Recently, the popular podcast Crime Junkie was accused of plagiarism by journalist Cathy Frye. The implications of that might affect far more than one individual podcast.
Nicholas Quah at Vulture has a rundown of the issues facing Crime Junkie—and what their broader effects might be. Crime Junkie covered the 2002 killing of Kacie Woody in one episode; Frye tuned in and heard something that sounded uncannily like work that she’d done when covering the story at the time. As Quah describes it, Frye’s reaction was swift and understandable: “Frye went on to threaten legal action unless the podcast removed the relevant episode from their distribution channels.”
The result? That episode was pulled down; so were several others.
Quah’s article makes a critical point: podcasting is a not a form that lends itself terribly well to attribution or citation. And that speaks to broader trends in terms of how podcasting is reviewed and regulated.
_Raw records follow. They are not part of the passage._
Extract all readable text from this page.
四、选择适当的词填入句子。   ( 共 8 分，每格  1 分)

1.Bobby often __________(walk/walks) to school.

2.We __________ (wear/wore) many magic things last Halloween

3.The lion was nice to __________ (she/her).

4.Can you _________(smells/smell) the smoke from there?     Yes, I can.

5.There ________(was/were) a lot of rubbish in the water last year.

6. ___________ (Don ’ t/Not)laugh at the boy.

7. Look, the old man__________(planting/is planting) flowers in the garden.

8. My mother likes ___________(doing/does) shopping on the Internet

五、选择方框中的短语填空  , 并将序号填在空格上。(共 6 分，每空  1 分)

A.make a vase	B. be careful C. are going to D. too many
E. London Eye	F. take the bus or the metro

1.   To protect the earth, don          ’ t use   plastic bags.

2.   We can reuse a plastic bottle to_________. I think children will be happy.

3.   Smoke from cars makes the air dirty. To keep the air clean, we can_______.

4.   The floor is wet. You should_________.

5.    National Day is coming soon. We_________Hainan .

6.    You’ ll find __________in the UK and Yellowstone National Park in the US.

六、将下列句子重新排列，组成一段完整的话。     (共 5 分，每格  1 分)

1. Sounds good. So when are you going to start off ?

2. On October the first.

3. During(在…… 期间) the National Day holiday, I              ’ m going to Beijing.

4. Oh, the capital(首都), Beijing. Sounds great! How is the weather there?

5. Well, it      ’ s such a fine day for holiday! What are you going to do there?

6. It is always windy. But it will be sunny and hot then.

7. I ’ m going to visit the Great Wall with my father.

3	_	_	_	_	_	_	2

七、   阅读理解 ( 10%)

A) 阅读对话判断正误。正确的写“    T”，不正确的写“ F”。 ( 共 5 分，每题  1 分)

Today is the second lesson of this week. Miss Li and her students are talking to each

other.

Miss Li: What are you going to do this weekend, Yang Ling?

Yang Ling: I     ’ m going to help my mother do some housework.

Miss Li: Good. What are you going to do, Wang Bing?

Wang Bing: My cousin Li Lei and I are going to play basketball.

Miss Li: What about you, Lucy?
The most prominent thread so far appears to be the way this brouhaha links the still-emerging nature of the podcast ecosystem to the broader (and long ongoing) discussions about the formulation and governance of ethical conduct in the digital world, which remains quite lawless in many corners.
As Quah puts it, “this brouhaha appears to be the community’s highest-profile scandal yet, and it’s one that may have material effects on the subculture as a whole.” You may or may not be a Crime Junkie listener, but the challenges they face may well impact a much larger array of podcasts across the internet.